Ursula P. hat gesagt…

Liebe Monika,

die Quarkbällchen waren sehr lecker, am besten schmecken sie uns ganz frisch gemacht. Ich werde beim nächsten Mal nur das halbe Rezept nehmen.
Ich habe laktosefreien Quark der Magerstufe verwendet. Das Ergebnis war sehr gut.

@Jule
nur zur Info:
Zu der Frage wegen Fettanteil: Die Angabe des Fettanteils bezieht sich immer - auch bei Käse - auf die Trockenmasse des Produkts - und das ist etwas ganz anderes als die Menge, die sich im Becher befindet.

Wikipedia erklärt das sehr genau.

Quark besteht zu ca. 80 % aus Wasser. 100 g Quark mit 50 % Fett i. Tr. enthalten daher lediglich 10 g Fett.

*Klugscheißermodusaus*

LG Ursula P.

Monika Matzat hat gesagt…

Nur die Hälfte, Ursula? Dann lohnt sich das nicht, finde ich...
Wir schaffen zum Kaffee zu zweit die o.g. Menge - zum Mittagessen gibts dann nix :-)
Ich habe das Rezept schon von 4 auf 1 Ei runtergerechnet - im Original wird Teig von 500 g Mehl angerührt. Die Bällchen reichen dann für eine ganze Kompanie ;-)

Anonym hat gesagt…

Hllo Monika,

keine Frage, sondern nur Dank!

Ich backe zwar viel, aber doch eher die etwas "einfacheren" Kuchen und Torten.

So dachte ich jedenfalls.

Für eine Jubiläumstorte habe ich nach einer Füllung gesucht und bin dabei auf Deine Ganache gestoßen...damit hast Du mir mein zukünftiges Tortenmachleben gerettet!

So einfach und doch abwechslungsreich....wenn man weiß wie es geht ;-))

Meine Torte, mit zwei verschiedenen Füllungen, war eine reine Geschmacksbombe!

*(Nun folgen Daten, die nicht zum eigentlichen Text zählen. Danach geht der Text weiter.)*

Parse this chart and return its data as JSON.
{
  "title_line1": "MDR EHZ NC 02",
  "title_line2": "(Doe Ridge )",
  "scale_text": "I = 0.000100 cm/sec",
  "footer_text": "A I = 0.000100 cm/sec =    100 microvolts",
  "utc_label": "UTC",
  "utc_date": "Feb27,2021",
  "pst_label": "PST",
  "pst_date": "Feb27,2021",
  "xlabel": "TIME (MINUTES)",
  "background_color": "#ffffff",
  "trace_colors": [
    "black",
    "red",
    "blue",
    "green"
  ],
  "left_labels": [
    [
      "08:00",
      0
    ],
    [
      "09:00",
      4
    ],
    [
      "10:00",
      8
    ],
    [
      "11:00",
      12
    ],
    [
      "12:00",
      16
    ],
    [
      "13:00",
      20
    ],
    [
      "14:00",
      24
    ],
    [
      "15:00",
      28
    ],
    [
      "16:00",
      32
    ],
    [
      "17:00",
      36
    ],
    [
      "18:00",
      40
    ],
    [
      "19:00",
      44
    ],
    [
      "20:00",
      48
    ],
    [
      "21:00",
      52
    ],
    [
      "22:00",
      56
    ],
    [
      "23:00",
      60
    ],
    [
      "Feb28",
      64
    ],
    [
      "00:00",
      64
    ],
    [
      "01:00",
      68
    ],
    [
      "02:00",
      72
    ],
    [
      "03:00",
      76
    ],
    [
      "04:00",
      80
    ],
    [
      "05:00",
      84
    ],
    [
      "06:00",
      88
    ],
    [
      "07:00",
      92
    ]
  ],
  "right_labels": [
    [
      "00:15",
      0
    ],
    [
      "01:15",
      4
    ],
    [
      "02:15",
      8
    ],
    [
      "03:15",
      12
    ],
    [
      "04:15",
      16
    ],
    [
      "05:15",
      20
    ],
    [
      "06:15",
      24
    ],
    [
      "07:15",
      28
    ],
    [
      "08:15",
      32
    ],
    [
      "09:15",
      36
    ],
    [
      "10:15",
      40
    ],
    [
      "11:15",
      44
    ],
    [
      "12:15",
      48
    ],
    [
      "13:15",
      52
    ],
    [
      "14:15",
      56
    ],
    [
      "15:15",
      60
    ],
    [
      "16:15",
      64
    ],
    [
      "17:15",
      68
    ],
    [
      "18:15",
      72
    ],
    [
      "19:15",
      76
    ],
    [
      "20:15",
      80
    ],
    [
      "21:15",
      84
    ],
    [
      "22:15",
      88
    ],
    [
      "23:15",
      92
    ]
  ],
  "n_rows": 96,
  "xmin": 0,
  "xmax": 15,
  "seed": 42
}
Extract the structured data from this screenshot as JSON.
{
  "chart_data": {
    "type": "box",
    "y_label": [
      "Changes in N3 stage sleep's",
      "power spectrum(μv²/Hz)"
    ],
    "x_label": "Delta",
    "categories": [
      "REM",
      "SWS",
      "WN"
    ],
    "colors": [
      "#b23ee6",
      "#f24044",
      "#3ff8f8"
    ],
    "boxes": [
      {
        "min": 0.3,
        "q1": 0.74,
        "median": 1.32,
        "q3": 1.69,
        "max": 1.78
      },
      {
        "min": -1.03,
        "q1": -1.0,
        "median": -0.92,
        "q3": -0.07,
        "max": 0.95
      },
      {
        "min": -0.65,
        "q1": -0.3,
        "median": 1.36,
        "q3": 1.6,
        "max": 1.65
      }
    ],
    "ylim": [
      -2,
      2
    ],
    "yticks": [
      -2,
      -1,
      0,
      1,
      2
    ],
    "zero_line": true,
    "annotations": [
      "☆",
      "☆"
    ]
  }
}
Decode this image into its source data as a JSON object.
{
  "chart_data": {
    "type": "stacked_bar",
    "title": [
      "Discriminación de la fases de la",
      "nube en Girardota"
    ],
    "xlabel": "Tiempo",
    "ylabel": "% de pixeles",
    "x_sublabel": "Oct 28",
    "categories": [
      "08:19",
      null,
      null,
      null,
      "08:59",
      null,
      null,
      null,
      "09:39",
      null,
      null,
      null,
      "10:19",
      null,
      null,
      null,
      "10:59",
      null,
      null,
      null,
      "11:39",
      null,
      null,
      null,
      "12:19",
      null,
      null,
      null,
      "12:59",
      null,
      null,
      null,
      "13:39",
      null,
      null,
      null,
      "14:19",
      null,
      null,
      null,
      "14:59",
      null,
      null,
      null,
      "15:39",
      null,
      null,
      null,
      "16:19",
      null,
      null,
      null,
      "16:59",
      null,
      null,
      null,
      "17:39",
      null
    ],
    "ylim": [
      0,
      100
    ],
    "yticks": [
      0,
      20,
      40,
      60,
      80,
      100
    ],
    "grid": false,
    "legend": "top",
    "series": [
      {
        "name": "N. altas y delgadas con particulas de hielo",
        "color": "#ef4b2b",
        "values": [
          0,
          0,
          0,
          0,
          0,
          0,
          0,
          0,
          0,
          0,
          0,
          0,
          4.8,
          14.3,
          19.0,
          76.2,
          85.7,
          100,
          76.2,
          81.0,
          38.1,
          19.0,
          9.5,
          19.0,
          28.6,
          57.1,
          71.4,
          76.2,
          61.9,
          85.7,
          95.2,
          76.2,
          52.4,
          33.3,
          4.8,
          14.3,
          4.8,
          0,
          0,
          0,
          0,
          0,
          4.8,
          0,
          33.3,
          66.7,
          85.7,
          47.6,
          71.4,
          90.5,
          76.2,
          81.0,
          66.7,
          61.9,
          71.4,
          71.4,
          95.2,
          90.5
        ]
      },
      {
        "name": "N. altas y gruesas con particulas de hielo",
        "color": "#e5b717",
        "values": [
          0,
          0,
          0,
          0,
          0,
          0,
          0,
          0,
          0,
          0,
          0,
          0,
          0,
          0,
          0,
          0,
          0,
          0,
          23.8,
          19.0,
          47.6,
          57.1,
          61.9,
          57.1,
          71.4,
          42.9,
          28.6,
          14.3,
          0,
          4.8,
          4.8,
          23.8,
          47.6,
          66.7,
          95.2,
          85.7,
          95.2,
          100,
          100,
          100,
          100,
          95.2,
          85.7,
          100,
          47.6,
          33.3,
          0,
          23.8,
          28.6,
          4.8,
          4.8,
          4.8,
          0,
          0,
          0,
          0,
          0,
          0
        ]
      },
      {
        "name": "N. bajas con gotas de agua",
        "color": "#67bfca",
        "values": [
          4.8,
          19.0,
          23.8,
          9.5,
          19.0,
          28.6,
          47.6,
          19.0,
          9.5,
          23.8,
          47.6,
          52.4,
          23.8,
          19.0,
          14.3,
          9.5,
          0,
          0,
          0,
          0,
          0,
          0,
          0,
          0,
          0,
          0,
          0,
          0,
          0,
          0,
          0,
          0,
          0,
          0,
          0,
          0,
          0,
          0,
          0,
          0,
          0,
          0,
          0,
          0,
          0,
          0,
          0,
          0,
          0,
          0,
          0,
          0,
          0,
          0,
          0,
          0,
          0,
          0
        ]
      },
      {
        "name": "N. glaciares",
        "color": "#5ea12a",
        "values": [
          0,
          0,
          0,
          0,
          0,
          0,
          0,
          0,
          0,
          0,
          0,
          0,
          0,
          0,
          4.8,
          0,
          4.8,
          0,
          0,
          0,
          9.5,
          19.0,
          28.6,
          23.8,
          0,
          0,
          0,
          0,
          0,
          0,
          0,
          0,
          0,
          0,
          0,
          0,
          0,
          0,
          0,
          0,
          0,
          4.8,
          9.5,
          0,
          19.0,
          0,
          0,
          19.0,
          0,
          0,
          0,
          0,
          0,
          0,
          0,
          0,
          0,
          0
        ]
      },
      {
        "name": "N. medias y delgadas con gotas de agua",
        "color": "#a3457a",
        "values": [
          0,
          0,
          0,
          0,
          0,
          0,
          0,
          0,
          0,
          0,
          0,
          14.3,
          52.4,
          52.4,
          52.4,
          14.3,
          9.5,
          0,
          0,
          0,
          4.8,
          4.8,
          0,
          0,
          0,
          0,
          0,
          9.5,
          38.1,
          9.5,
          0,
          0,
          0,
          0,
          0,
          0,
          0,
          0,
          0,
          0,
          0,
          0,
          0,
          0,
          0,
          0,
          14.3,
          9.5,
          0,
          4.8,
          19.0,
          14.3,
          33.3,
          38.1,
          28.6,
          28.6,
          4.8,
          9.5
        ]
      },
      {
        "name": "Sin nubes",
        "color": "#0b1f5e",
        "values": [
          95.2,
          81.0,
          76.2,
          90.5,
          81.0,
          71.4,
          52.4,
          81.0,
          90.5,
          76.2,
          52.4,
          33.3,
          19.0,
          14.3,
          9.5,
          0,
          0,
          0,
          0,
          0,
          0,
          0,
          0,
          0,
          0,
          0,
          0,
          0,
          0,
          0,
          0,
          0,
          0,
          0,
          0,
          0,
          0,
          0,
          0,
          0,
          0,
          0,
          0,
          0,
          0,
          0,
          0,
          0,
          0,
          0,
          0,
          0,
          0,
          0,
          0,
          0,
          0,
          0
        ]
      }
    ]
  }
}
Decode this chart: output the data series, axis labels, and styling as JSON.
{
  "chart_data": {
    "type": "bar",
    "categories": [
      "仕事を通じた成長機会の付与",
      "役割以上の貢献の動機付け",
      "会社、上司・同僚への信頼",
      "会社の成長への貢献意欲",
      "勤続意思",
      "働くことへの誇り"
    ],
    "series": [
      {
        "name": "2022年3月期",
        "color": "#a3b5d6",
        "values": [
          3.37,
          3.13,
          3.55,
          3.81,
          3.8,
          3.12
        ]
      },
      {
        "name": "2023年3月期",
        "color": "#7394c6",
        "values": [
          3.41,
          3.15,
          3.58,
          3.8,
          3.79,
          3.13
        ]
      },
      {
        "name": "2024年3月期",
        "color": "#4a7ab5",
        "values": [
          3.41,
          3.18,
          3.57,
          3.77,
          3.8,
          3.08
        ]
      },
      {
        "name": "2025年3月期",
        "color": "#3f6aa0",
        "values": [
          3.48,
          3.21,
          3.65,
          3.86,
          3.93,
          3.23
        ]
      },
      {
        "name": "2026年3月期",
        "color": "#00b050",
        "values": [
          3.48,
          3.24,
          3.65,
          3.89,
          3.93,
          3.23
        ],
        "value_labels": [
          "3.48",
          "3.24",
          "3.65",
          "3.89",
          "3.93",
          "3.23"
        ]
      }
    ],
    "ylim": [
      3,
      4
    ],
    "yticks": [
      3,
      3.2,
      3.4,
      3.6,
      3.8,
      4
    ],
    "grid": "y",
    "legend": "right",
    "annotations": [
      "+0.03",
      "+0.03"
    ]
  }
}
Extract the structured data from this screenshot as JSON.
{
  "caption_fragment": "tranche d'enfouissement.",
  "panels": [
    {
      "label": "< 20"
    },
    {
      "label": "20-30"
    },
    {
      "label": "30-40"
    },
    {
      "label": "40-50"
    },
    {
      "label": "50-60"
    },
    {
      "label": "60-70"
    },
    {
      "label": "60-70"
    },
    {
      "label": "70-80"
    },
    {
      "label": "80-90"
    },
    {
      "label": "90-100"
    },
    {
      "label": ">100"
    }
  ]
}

Von Kalos will ich gar nicht reden, light kann jeder *g*...

Da der Rest der Ganache für eine weitere Torte nicht ausgereicht hätte, habe ich kurzerhand Eiskonfekt daraus gemacht, lecker!!
Dafür hab ich einfach Pralinenformen aus Silikon damit gefüllt und in den Gefrierer gestellt...fertsch...

Noch mal lieben Dank für die Mühe die Du dir mit dem Blog gibst, und mit den Lesern und deren Fragen!

Viele liebe Grüße

Andrea

Nici hat gesagt…

Ich liebe diese Quarkbällchen! Die schmecken so lecker!
Vielleicht mach ich die auch mal! Danke fürs Rezept!

Lieben Gruß,
Nici

Ursula P. hat gesagt…

Wenn du das Gesicht meines Mannes gesehen hättest, liebe Monika, als ich sagte, dass ich Quarkbällchen mache . . .
Immer erst skeptisch, weil so verwöhnt - und: was der Bauer nicht kennt . . . ! Männer!
In den nächsten Tagen gibt es nur Gemüse für ihn!!